Sweet and sour mustard pickle, a recent tasty trendy dish.

Ms. Le Thi Nga, about 50 years old, owns a well-known kiosk of pickled produce in Long Bien district (Ha Noi Capital). With her 20 years experiences, she sells around 100kgs per day and her customers are almost frequent and local citizens.

According to Ms. Nga, fine pickled eggplant should have yellowish color, little withered, little chewy yet crunchy, salty, and sour enough while pickled mustard should be bright yellow, aromatic, crunchy, sour and salty to taste.

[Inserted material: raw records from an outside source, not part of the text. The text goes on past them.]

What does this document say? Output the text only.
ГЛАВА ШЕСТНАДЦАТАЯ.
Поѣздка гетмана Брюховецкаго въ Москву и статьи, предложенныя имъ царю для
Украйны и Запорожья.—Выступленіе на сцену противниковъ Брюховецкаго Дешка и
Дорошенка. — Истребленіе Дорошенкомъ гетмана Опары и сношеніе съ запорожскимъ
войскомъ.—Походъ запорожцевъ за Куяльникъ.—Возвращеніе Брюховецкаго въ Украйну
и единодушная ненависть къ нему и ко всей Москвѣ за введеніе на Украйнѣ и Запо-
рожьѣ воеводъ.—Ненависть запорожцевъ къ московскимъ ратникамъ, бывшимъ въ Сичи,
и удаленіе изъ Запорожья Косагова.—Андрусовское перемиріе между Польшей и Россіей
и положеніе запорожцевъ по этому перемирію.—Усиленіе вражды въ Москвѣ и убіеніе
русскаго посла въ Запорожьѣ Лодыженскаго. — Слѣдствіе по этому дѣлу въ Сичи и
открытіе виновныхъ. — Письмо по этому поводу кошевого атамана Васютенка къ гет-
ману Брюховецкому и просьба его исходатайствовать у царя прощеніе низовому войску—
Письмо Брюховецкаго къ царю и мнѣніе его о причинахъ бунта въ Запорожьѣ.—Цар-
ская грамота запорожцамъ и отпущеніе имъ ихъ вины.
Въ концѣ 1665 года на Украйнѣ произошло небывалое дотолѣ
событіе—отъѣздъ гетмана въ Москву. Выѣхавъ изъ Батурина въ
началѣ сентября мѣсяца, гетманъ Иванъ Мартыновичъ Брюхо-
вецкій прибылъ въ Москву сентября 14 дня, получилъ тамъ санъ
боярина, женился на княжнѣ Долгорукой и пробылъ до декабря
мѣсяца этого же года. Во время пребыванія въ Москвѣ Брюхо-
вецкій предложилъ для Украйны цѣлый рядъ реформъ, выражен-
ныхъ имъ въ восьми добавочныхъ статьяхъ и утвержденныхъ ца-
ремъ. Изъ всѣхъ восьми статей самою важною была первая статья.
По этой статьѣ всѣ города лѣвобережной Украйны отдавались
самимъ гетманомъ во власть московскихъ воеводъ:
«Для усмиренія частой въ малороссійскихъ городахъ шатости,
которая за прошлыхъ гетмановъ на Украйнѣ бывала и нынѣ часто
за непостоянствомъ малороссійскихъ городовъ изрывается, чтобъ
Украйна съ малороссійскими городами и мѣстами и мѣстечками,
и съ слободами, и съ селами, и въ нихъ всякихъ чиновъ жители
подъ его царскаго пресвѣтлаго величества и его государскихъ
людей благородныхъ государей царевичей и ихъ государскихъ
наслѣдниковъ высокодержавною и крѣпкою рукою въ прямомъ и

“My customers have complained that pickled stuff is not as good as the one they had years ago. It’s true. Because people have used too many fertilizers and chemicals on their plants, the fruits or leaves are obviously affected”, honestly said Ms. Nga.

With wholesalers, Ms. Nga directly bought whole crop from farmers so that she could ask them to her produce clean in certain time after fertilizing. Usually, she waited until the worms coming out then harvested the whole crop. Therefore, her pickled products are always nice looking and aromatic.

“Pickling is easy but to make sure that pickled produce stay good and tasty in different picky weathers of the north is not simple. Eggplant must be washed and drained and mustard leaves must be in good condition before pickling. Otherwise, final products will be spoiled. Even though we make mass amount of pickled products but I always wash produce myself”, said Ms. Nga.